Phelan and Link in their research study on this subject had articulated as under:

“Breakthroughs in medical science can do a lot to improve public health, but history has shown that, more often than not, information about and access to important new interventions are enjoyed primarily by people at the upper end of the socioeconomic ladder. As a result, the wealthy and powerful get healthier, and the gap widens between them and people who are poor and less powerful.”

Recent deliberations at Davos:

In the last two decades, socio-economic inequality in India has been fuelled by rapid, but unequal economic growth of the nation. Though the overall standard of living has been rising, there still remain a large number of populations living in pockets of intense deprivation and abject poverty.

One of the Davos sessions of this year deliberated on “What Future Do You Want?” The session, among others, reportedly felt the important need to ensure people’s well being and put in place effective measures such as a social safety net and universal healthcare.

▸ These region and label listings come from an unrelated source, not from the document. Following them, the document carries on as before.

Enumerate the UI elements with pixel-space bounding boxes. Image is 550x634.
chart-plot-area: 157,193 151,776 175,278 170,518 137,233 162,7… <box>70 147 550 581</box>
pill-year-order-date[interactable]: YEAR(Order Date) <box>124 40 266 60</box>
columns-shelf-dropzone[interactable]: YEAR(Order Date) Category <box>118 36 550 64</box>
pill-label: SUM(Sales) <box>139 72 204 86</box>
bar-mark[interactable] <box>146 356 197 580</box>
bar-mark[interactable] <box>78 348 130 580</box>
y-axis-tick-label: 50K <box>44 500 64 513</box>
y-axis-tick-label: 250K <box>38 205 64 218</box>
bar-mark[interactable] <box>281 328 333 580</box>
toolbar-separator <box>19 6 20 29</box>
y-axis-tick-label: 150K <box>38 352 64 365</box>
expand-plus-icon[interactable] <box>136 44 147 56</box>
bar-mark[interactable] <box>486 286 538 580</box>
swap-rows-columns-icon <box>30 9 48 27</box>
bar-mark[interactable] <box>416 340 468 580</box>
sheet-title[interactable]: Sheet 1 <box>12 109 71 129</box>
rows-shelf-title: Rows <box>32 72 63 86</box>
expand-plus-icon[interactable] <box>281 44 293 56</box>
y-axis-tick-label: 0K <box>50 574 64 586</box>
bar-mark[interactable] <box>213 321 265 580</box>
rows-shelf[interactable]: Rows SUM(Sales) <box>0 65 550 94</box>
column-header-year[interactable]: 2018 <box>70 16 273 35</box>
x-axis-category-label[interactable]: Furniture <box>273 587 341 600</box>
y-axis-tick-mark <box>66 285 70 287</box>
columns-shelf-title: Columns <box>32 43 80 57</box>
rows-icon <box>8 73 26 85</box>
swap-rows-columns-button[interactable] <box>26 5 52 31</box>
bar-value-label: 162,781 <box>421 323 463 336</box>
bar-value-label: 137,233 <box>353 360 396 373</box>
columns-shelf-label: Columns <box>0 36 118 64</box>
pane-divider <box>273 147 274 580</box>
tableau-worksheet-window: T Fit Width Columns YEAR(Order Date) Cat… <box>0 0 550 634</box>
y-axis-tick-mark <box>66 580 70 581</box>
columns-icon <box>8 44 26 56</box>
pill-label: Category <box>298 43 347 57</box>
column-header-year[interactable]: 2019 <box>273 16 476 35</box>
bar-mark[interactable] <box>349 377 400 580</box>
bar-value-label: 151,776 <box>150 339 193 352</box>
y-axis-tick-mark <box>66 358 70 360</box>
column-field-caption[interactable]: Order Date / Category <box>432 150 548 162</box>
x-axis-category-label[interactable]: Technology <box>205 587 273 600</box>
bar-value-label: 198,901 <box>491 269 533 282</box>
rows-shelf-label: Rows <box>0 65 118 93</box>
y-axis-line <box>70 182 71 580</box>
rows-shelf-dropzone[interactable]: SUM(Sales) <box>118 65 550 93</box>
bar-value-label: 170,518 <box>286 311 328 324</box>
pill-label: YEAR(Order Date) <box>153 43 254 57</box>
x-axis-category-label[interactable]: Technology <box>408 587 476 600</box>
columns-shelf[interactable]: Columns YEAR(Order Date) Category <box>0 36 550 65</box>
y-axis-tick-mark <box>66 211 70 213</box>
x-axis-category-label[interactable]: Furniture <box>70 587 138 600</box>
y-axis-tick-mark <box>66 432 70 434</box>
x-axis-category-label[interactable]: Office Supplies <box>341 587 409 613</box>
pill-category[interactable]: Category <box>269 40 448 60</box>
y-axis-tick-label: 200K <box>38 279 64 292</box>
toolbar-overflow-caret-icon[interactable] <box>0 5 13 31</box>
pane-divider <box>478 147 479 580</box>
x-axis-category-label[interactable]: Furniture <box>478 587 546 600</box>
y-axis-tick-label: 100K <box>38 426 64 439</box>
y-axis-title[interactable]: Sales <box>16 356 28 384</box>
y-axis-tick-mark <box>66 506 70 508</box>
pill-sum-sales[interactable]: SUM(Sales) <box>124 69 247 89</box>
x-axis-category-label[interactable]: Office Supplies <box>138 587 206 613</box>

At the same WEF annual meet at Davos, United Nation’s Secretary General Ban Ki-Moon also reiterated, “All policies must be people centric. We should make a world where nobody is left behind.”

Conclusion:

Assuming the above approach as a sincere realization of the current policy makers and more importantly the powerful influencers of those policies, the key question that comes up is: In which direction would India now chart its course to address this critical issue?

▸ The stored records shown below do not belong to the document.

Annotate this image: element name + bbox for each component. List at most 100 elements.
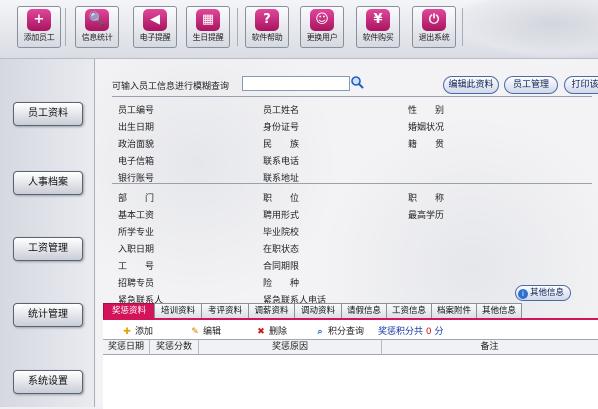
toolbar-button-label: 退出系统 [418,33,450,42]
column-header[interactable]: 备注 [382,340,597,354]
toolbar-button-0[interactable]: + 添加员工 [17,6,61,48]
field-label: 员工编号 [118,106,155,116]
tab-item[interactable]: 其他信息 [476,303,522,318]
toolbar-separator [237,8,238,46]
field-label: 基本工资 [118,211,155,221]
field-label: 工 号 [118,262,155,272]
field-label: 身份证号 [263,123,300,133]
points-total-label: 奖惩积分共 [378,327,424,337]
toolbar-button-1[interactable]: 🔍 信息统计 [75,6,119,48]
delete-icon: ✖ [257,327,265,337]
grid-header: 奖惩日期 奖惩分数 奖惩原因 备注 [103,339,598,355]
print-button[interactable]: 打印该 [564,76,598,94]
toolbar-icon: ▦ [196,9,220,31]
search-input[interactable] [242,76,350,91]
field-label: 性 别 [408,106,445,116]
add-button[interactable]: ✚ 添加 [121,324,153,337]
field-label: 职 称 [408,194,445,204]
toolbar-button-label: 更换用户 [306,33,338,42]
search-icon: ⌕ [317,327,323,337]
edit-button[interactable]: ✎ 编辑 [189,324,221,337]
delete-button[interactable]: ✖ 删除 [255,324,287,337]
field-label: 入职日期 [118,245,155,255]
sidebar-item-salary[interactable]: 工资管理 [13,237,83,261]
points-total-unit: 分 [434,327,444,337]
plus-icon: ✚ [123,327,131,337]
sidebar-item-settings[interactable]: 系统设置 [13,370,83,394]
field-label: 聘用形式 [263,211,300,221]
toolbar-icon: ? [255,9,279,31]
field-label: 政治面貌 [118,140,155,150]
toolbar-button-label: 软件购买 [362,33,394,42]
info-icon: i [518,289,528,299]
field-label: 婚姻状况 [408,123,445,133]
field-label: 电子信箱 [118,157,155,167]
employee-manage-button[interactable]: 员工管理 [504,76,558,94]
field-label: 招聘专员 [118,279,155,289]
field-label: 合同期限 [263,262,300,272]
field-label: 在职状态 [263,245,300,255]
field-label: 籍 贯 [408,140,445,150]
toolbar-icon: ◀ [143,9,167,31]
tab-item[interactable]: 调动资料 [294,303,342,318]
toolbar-icon: + [27,9,51,31]
decorative-leaf [448,0,598,58]
tab-item[interactable]: 调薪资料 [248,303,295,318]
divider [112,183,592,184]
column-header[interactable]: 奖惩分数 [150,340,199,354]
toolbar-button-7[interactable]: ⏻ 退出系统 [412,6,456,48]
toolbar-separator [65,8,66,46]
field-label: 险 种 [263,279,300,289]
other-info-button[interactable]: i 其他信息 [515,285,571,301]
column-header[interactable]: 奖惩原因 [199,340,382,354]
tab-item[interactable]: 工资信息 [386,303,432,318]
field-label: 出生日期 [118,123,155,133]
sidebar-item-personnel-archive[interactable]: 人事档案 [13,171,83,195]
column-header[interactable]: 奖惩日期 [103,340,150,354]
field-label: 最高学历 [408,211,445,221]
field-label: 职 位 [263,194,300,204]
sidebar-item-statistics[interactable]: 统计管理 [13,303,83,327]
add-label: 添加 [135,327,154,337]
search-icon[interactable] [350,75,364,89]
delete-label: 删除 [269,327,288,337]
edit-record-button[interactable]: 编辑此资料 [443,76,499,94]
toolbar-button-label: 生日提醒 [192,33,224,42]
main-toolbar: + 添加员工 🔍 信息统计 ◀ 电子提醒 ▦ 生日提醒? 软件帮助 ☺ 更换用户 ¥ 软件购买 ⏻ 退出系统 [0,0,598,59]
edit-label: 编辑 [203,327,222,337]
divider [112,96,592,97]
toolbar-button-label: 软件帮助 [251,33,283,42]
toolbar-icon: 🔍 [85,9,109,31]
toolbar-icon: ¥ [366,9,390,31]
field-label: 部 门 [118,194,155,204]
tab-item[interactable]: 奖惩资料 [103,303,155,318]
other-info-label: 其他信息 [530,288,565,298]
points-query-label: 积分查询 [328,327,365,337]
main-panel: 可输入员工信息进行模糊查询 编辑此资料 员工管理 打印该 员工编号 员工姓名 性 别… [96,59,598,409]
tab-item[interactable]: 培训资料 [154,303,202,318]
tab-item[interactable]: 请假信息 [341,303,387,318]
toolbar-button-2[interactable]: ◀ 电子提醒 [133,6,177,48]
field-label: 联系电话 [263,157,300,167]
search-label: 可输入员工信息进行模糊查询 [112,82,230,92]
points-total-value: 0 [425,327,432,337]
sidebar: 员工资料 人事档案 工资管理 统计管理 系统设置 [0,59,95,407]
tab-panel: ✚ 添加 ✎ 编辑 ✖ 删除 ⌕ 积分查询 奖惩积分共 0 分 奖惩日期 奖惩分数 奖惩… [103,318,598,409]
toolbar-button-3[interactable]: ▦ 生日提醒 [186,6,230,48]
field-label: 毕业院校 [263,228,300,238]
toolbar-icon: ⏻ [422,9,446,31]
toolbar-button-6[interactable]: ¥ 软件购买 [356,6,400,48]
tab-item[interactable]: 考评资料 [201,303,249,318]
field-label: 所学专业 [118,228,155,238]
toolbar-button-4[interactable]: ? 软件帮助 [245,6,289,48]
toolbar-button-5[interactable]: ☺ 更换用户 [300,6,344,48]
toolbar-button-label: 电子提醒 [139,33,171,42]
toolbar-icon: ☺ [310,9,334,31]
sidebar-item-employee-info[interactable]: 员工资料 [13,102,83,126]
pencil-icon: ✎ [191,327,199,337]
points-query-button[interactable]: ⌕ 积分查询 [314,324,364,337]
tab-item[interactable]: 档案附件 [431,303,477,318]
toolbar-button-label: 添加员工 [23,33,55,42]
toolbar-separator [462,8,463,46]
field-label: 员工姓名 [263,106,300,116]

One may possibly hazard a guess on the shape of the future policies to come in India from the BJP party President Amit Shah’s recent address to crème de la crème of Mumbai businessmen in a function organized by a business news channel. In this event Mr. Shah reportedly said to them that the BJP does not agree with their definition of “reforms” and will strive to build a welfare state.

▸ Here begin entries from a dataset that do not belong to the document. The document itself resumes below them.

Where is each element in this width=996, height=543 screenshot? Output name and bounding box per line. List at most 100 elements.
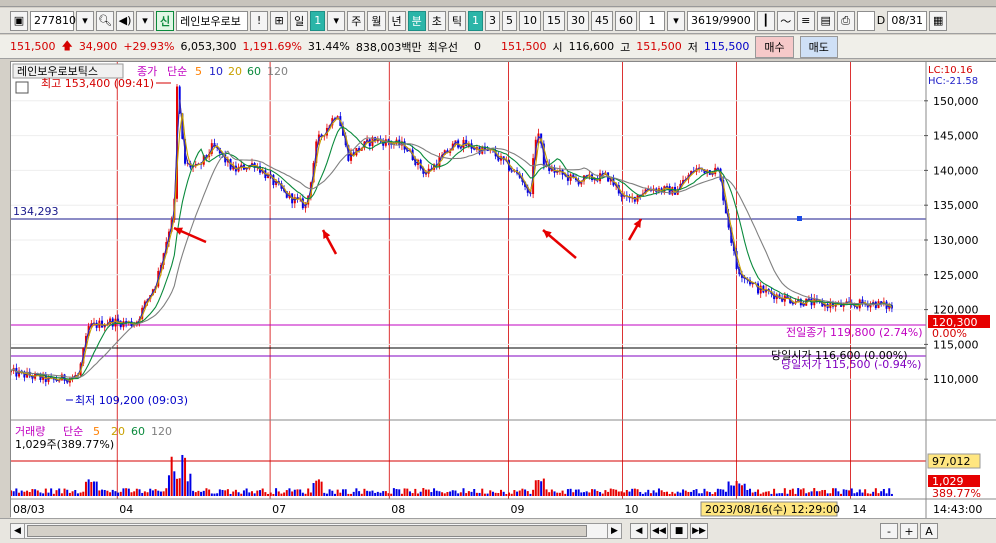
period-day-select[interactable]: 일 xyxy=(290,10,309,31)
volume-bar xyxy=(657,488,660,496)
buy-button[interactable]: 매수 xyxy=(755,35,794,58)
volume-bar xyxy=(775,493,778,496)
date-checkbox[interactable] xyxy=(856,10,875,31)
nav-prev-button[interactable]: ◀ xyxy=(630,523,648,539)
volume-bar xyxy=(167,475,170,496)
interval-5-button[interactable]: 5 xyxy=(502,10,517,31)
volume-bar xyxy=(580,492,583,496)
stock-code-input[interactable]: 277810 xyxy=(30,10,76,31)
volume-bar xyxy=(690,491,693,496)
period-dropdown-icon[interactable]: ▾ xyxy=(327,10,346,31)
nav-forward-button[interactable]: ▶▶ xyxy=(690,523,708,539)
volume-bar xyxy=(877,493,880,496)
high-annotation: 최고 153,400 (09:41) xyxy=(41,77,154,90)
hline-value: 134,293 xyxy=(13,205,59,218)
nav-stop-button[interactable]: ■ xyxy=(670,523,688,539)
line-chart-icon[interactable]: 〜 xyxy=(776,10,795,31)
volume-legend-ma120: 120 xyxy=(151,425,172,438)
volume-bar xyxy=(556,492,559,496)
nav-rewind-button[interactable]: ◀◀ xyxy=(650,523,668,539)
interval-30-button[interactable]: 30 xyxy=(567,10,589,31)
crosshair-time-text: 2023/08/16(수) 12:29:00 xyxy=(705,503,840,516)
line-handle[interactable] xyxy=(797,216,802,221)
volume-bar xyxy=(34,489,37,496)
code-dropdown-icon[interactable]: ▾ xyxy=(76,10,94,31)
period-tick-button[interactable]: 틱 xyxy=(447,10,466,31)
sell-button[interactable]: 매도 xyxy=(799,35,838,58)
volume-bar xyxy=(848,490,851,496)
open-label: 시 xyxy=(552,40,563,54)
count-dropdown-icon[interactable]: ▾ xyxy=(667,10,685,31)
count-input[interactable]: 1 xyxy=(639,10,665,31)
volume-bar xyxy=(738,483,741,496)
volume-bar xyxy=(585,491,588,496)
period-minute-button[interactable]: 분 xyxy=(407,10,426,31)
scroll-right-icon[interactable]: ▶ xyxy=(607,524,621,538)
zoom-in-button[interactable]: + xyxy=(900,523,918,539)
panel-icon[interactable]: ▣ xyxy=(10,10,28,31)
volume-bar xyxy=(312,483,315,496)
scroll-left-icon[interactable]: ◀ xyxy=(11,524,25,538)
period-month-button[interactable]: 월 xyxy=(367,10,386,31)
volume-bar xyxy=(176,478,179,496)
calculator-icon[interactable] xyxy=(15,81,29,94)
interval-60-button[interactable]: 60 xyxy=(615,10,637,31)
volume-bar xyxy=(138,489,141,496)
volume-bar xyxy=(781,493,784,496)
volume-bar xyxy=(470,491,473,496)
volume-bar xyxy=(853,493,856,496)
print-icon[interactable]: ⎙ xyxy=(836,10,855,31)
period-week-button[interactable]: 주 xyxy=(347,10,366,31)
volume-bar xyxy=(631,488,634,496)
volume-bar xyxy=(202,490,205,496)
window-top-strip xyxy=(0,0,996,7)
period-count[interactable]: 1 xyxy=(310,10,326,31)
volume-bar xyxy=(82,491,85,496)
volume-bar xyxy=(71,491,74,496)
search-icon[interactable]: 🔍︎ xyxy=(96,10,114,31)
volume-bar xyxy=(810,491,813,496)
stock-name-field[interactable]: 레인보우로보 xyxy=(176,10,249,31)
date-input[interactable]: 08/31 xyxy=(887,10,928,31)
volume-bar xyxy=(505,493,508,496)
alert-button[interactable]: ! xyxy=(250,10,269,31)
chart-panel[interactable]: 150,000 145,000 140,000 135,000 130,000 125,0… xyxy=(10,61,996,518)
auto-scale-button[interactable]: A xyxy=(920,523,938,539)
interval-3-button[interactable]: 3 xyxy=(485,10,500,31)
calendar-icon[interactable]: ▦ xyxy=(929,10,948,31)
interval-45-button[interactable]: 45 xyxy=(591,10,613,31)
horizontal-scrollbar[interactable]: ◀ ▶ xyxy=(10,523,622,539)
volume-bar xyxy=(676,491,679,496)
range-field[interactable]: 3619/9900 xyxy=(687,10,755,31)
save-icon[interactable]: ▤ xyxy=(816,10,835,31)
volume-bar xyxy=(639,491,642,496)
scroll-thumb[interactable] xyxy=(27,525,587,537)
volume-bar xyxy=(186,481,189,496)
settings-icon[interactable]: ≡ xyxy=(796,10,815,31)
sound-dropdown-icon[interactable]: ▾ xyxy=(136,10,154,31)
period-second-button[interactable]: 초 xyxy=(427,10,446,31)
sound-icon[interactable]: ◀) xyxy=(116,10,134,31)
volume-bar xyxy=(197,490,200,496)
volume-bar xyxy=(406,488,409,496)
zoom-out-button[interactable]: - xyxy=(880,523,898,539)
price-change: 34,900 xyxy=(78,40,118,53)
price-chart[interactable]: 150,000 145,000 140,000 135,000 130,000 125,0… xyxy=(10,62,996,518)
volume-bar xyxy=(218,489,221,496)
volume-bar xyxy=(465,493,468,496)
volume-bar xyxy=(408,491,411,496)
interval-15-button[interactable]: 15 xyxy=(543,10,565,31)
interval-10-button[interactable]: 10 xyxy=(519,10,541,31)
volume-bar xyxy=(50,488,53,496)
volume-bar xyxy=(564,493,567,496)
volume-bar xyxy=(283,492,286,496)
chart-type-icon[interactable]: ⊞ xyxy=(270,10,289,31)
candle-icon[interactable]: ┃ xyxy=(756,10,775,31)
period-year-button[interactable]: 년 xyxy=(387,10,406,31)
volume-bar xyxy=(226,489,229,496)
low-annotation: 최저 109,200 (09:03) xyxy=(75,394,188,407)
volume-bar xyxy=(192,490,195,496)
interval-1-button[interactable]: 1 xyxy=(468,10,483,31)
legend-ma20: 20 xyxy=(228,65,242,78)
volume-bar xyxy=(845,489,848,496)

Will this approach of the new political dispensation get reflected in the forthcoming union budget as well, to effectively translate the new National Health Policy of India into reality, at least this time?

I deliberated on the National Health Policy of India in my Blog Post of January 12, 2015, titled “India’s National Health Policy 2015 Needs Wings To Fly

That said, if it really so happens, a strong signal would go to all stakeholders that India is now well poised to chart on an uncharted frontier to significantly reduce the impact of inequality, particularly in the space of healthcare.

In that process, despite the highest billionaire wealth concentration, India would set a pragmatic course to place itself at the top of the healthcare chart, not just in South Asia, but probably also within the BRIC countries, to expect the least.

By: Tapan J. Ray

Disclaimer: The views/opinions expressed in this article are entirely my own, written in my individual and personal capacity. I do not represent any other person or organization for this opinion.